Kasus Pemerkosaan di Ponpes Ash-Sholihah: Laporan, Penyelidikan, dan Tanggapan Berbeda
Rangkuman gabungan dari 3 media · disusun dengan AI
Tiga sumber melaporkan kasus dugaan pemerkosaan NH terhadap mantan santriwati FN di Pondok Pesantren Ash-Sholihah, Jonggrangan, Sleman. FN dilaporkan hamil dan keluarga mengajukan laporan ke Polresta Sleman. Menurut CNN Indonesia, laporan kepolisian dilakukan setelah dugaan kejadian pada Desember 2025 dan Januari 2026, sementara kumparan menyatakan laporan resmi diterima pada 7 September 2026. JPNN.com menyebutkan laporan diajukan pada 7 September 2024, dengan kuasa hukum korban, Gusti Rian Saputra, melengkapi berkas pada 10 September 2024. Ketiganya membenarkan adanya dua insiden kekerasan seksual yang terjadi pada periode yang sama.
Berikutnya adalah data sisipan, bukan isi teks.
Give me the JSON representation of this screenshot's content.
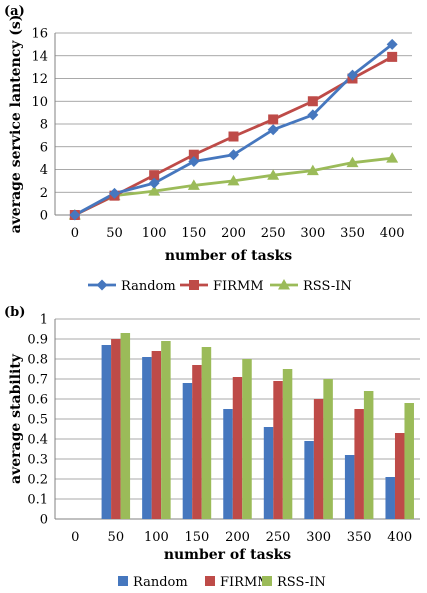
{
  "panels": [
    {
      "label": "(a)"
    },
    {
      "label": "(b)"
    }
  ],
  "colors": {
    "Random": "#4677BE",
    "FIRMM": "#BE4B48",
    "RSS-IN": "#9BBB59",
    "grid": "#8C8C8C",
    "axis": "#808080"
  },
  "chart_data": [
    {
      "type": "line",
      "xlabel": "number of tasks",
      "ylabel": "average service lantency (s)",
      "categories": [
        "0",
        "50",
        "100",
        "150",
        "200",
        "250",
        "300",
        "350",
        "400"
      ],
      "ylim": [
        0,
        16
      ],
      "yticks": [
        "0",
        "2",
        "4",
        "6",
        "8",
        "10",
        "12",
        "14",
        "16"
      ],
      "grid": true,
      "legend_position": "bottom",
      "series": [
        {
          "name": "Random",
          "marker": "diamond",
          "values": [
            0,
            1.9,
            2.8,
            4.7,
            5.3,
            7.5,
            8.8,
            12.3,
            15.0
          ]
        },
        {
          "name": "FIRMM",
          "marker": "square",
          "values": [
            0,
            1.7,
            3.5,
            5.3,
            6.9,
            8.4,
            10.0,
            12.0,
            13.9
          ]
        },
        {
          "name": "RSS-IN",
          "marker": "triangle",
          "values": [
            0,
            1.7,
            2.1,
            2.6,
            3.0,
            3.5,
            3.9,
            4.6,
            5.0
          ]
        }
      ]
    },
    {
      "type": "bar",
      "xlabel": "number of tasks",
      "ylabel": "average stability",
      "categories": [
        "0",
        "50",
        "100",
        "150",
        "200",
        "250",
        "300",
        "350",
        "400"
      ],
      "ylim": [
        0,
        1
      ],
      "yticks": [
        "0",
        "0.1",
        "0.2",
        "0.3",
        "0.4",
        "0.5",
        "0.6",
        "0.7",
        "0.8",
        "0.9",
        "1"
      ],
      "grid": true,
      "legend_position": "bottom",
      "series": [
        {
          "name": "Random",
          "values": [
            0,
            0.87,
            0.81,
            0.68,
            0.55,
            0.46,
            0.39,
            0.32,
            0.21
          ]
        },
        {
          "name": "FIRMM",
          "values": [
            0,
            0.9,
            0.84,
            0.77,
            0.71,
            0.69,
            0.6,
            0.55,
            0.43
          ]
        },
        {
          "name": "RSS-IN",
          "values": [
            0,
            0.93,
            0.89,
            0.86,
            0.8,
            0.75,
            0.7,
            0.64,
            0.58
          ]
        }
      ]
    }
  ]
}
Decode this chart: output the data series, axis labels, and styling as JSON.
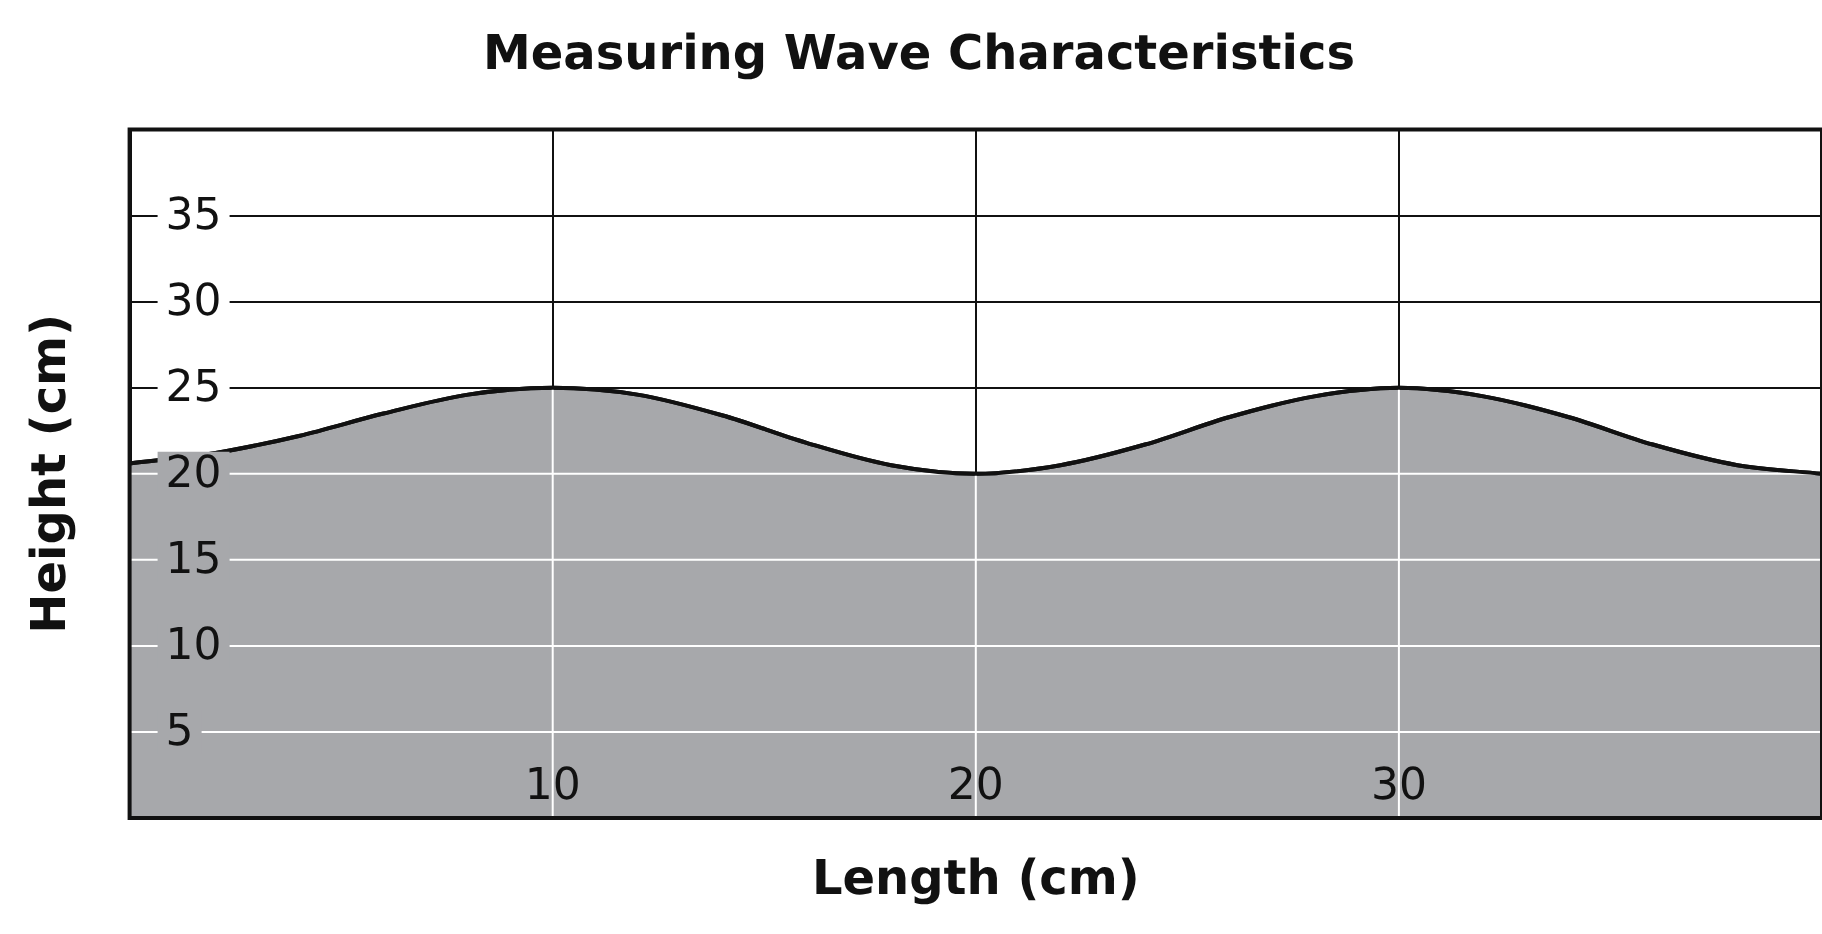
{
  "chart_data": {
    "type": "area",
    "title": "Measuring Wave Characteristics",
    "xlabel": "Length (cm)",
    "ylabel": "Height (cm)",
    "x": [
      0,
      2,
      4,
      6,
      8,
      10,
      12,
      14,
      16,
      18,
      20,
      22,
      24,
      26,
      28,
      30,
      32,
      34,
      36,
      38,
      40
    ],
    "series": [
      {
        "color": "#a7a8ab",
        "values": [
          20.6,
          21.2,
          22.2,
          23.5,
          24.6,
          25,
          24.6,
          23.4,
          21.8,
          20.5,
          20,
          20.5,
          21.7,
          23.3,
          24.5,
          25,
          24.5,
          23.3,
          21.7,
          20.5,
          20
        ]
      }
    ],
    "xlim": [
      0,
      40
    ],
    "xticks": [
      10,
      20,
      30
    ],
    "ylim": [
      0,
      40
    ],
    "yticks": [
      5,
      10,
      15,
      20,
      25,
      30,
      35
    ],
    "grid": true,
    "legend": false,
    "marker": "none",
    "line_style": "solid"
  }
}
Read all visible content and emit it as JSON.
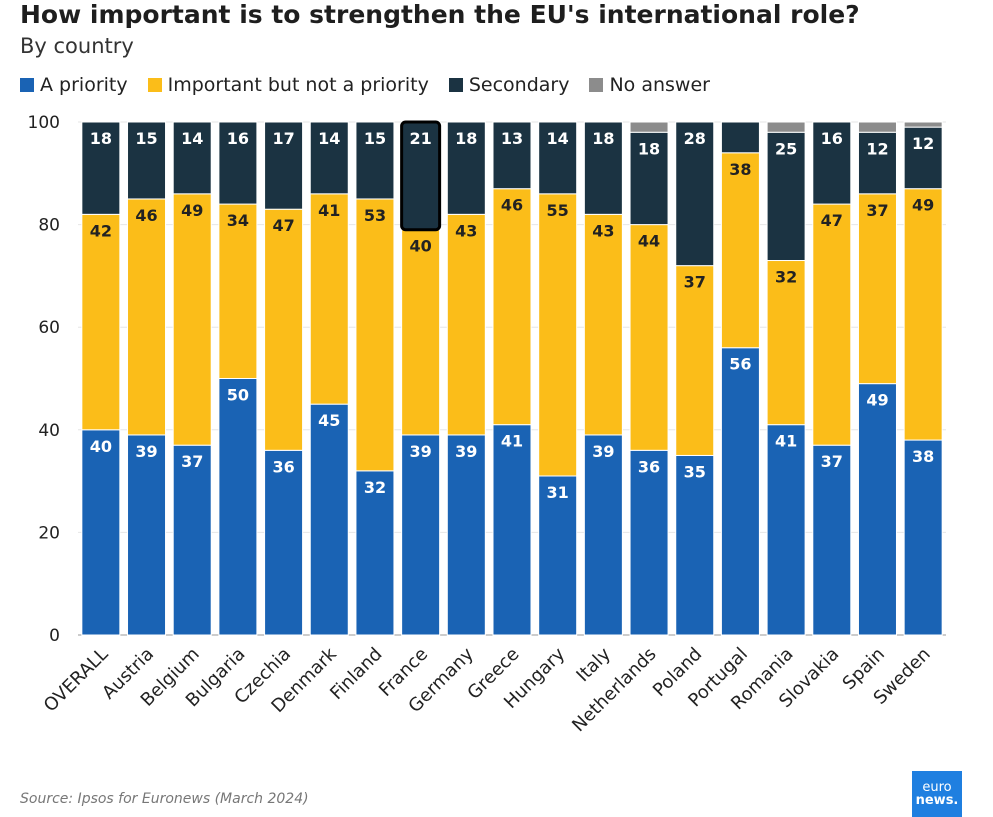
{
  "chart_data": {
    "type": "bar",
    "stacked": true,
    "title": "How important is to strengthen the EU's international role?",
    "subtitle": "By country",
    "categories": [
      "OVERALL",
      "Austria",
      "Belgium",
      "Bulgaria",
      "Czechia",
      "Denmark",
      "Finland",
      "France",
      "Germany",
      "Greece",
      "Hungary",
      "Italy",
      "Netherlands",
      "Poland",
      "Portugal",
      "Romania",
      "Slovakia",
      "Spain",
      "Sweden"
    ],
    "series": [
      {
        "name": "A priority",
        "color": "#1a63b4",
        "values": [
          40,
          39,
          37,
          50,
          36,
          45,
          32,
          39,
          39,
          41,
          31,
          39,
          36,
          35,
          56,
          41,
          37,
          49,
          38
        ]
      },
      {
        "name": "Important but not a priority",
        "color": "#fbbd19",
        "values": [
          42,
          46,
          49,
          34,
          47,
          41,
          53,
          40,
          43,
          46,
          55,
          43,
          44,
          37,
          38,
          32,
          47,
          37,
          49
        ]
      },
      {
        "name": "Secondary",
        "color": "#1b3342",
        "values": [
          18,
          15,
          14,
          16,
          17,
          14,
          15,
          21,
          18,
          13,
          14,
          18,
          18,
          28,
          6,
          25,
          16,
          12,
          12
        ]
      },
      {
        "name": "No answer",
        "color": "#8c8c8c",
        "values": [
          0,
          0,
          0,
          0,
          0,
          0,
          0,
          0,
          0,
          0,
          0,
          0,
          2,
          0,
          0,
          2,
          0,
          2,
          1
        ]
      }
    ],
    "labels": [
      [
        "40",
        "39",
        "37",
        "50",
        "36",
        "45",
        "32",
        "39",
        "39",
        "41",
        "31",
        "39",
        "36",
        "35",
        "56",
        "41",
        "37",
        "49",
        "38"
      ],
      [
        "42",
        "46",
        "49",
        "34",
        "47",
        "41",
        "53",
        "40",
        "43",
        "46",
        "55",
        "43",
        "44",
        "37",
        "38",
        "32",
        "47",
        "37",
        "49"
      ],
      [
        "18",
        "15",
        "14",
        "16",
        "17",
        "14",
        "15",
        "21",
        "18",
        "13",
        "14",
        "18",
        "18",
        "28",
        "",
        "25",
        "16",
        "12",
        "12"
      ],
      [
        "",
        "",
        "",
        "",
        "",
        "",
        "",
        "",
        "",
        "",
        "",
        "",
        "",
        "",
        "",
        "",
        "",
        "",
        ""
      ]
    ],
    "highlight_category": "France",
    "y_ticks": [
      0,
      20,
      40,
      60,
      80,
      100
    ],
    "ylim": [
      0,
      100
    ],
    "xlabel": "",
    "ylabel": "",
    "grid": true,
    "legend_position": "top-left"
  },
  "source": "Source: Ipsos for Euronews (March 2024)",
  "logo": {
    "line1": "euro",
    "line2": "news."
  }
}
Ponpes Ash-Sholihah memberikan respons yang berbeda terkait dugaan ini. CNN Indonesia menyatakan bahwa ponpes membantah klaim pemerkosaan, menyatakan FN sebagai pihak ketiga dalam perselingkuhan antara NH dan istri NH, bukan korban. Sebaliknya, kumparan dan JPNN.com menyampaikan bahwa NH telah dipecat dari jabatannya sebagai pengasuh setelah penyelidikan internal pada Juli 2026 akibat dugaan perselingkuhan. Ponpes juga dikabarkan memfasilitasi nikah siri antara NH dan FN pada 7 Juli 2026, menurut kumparan.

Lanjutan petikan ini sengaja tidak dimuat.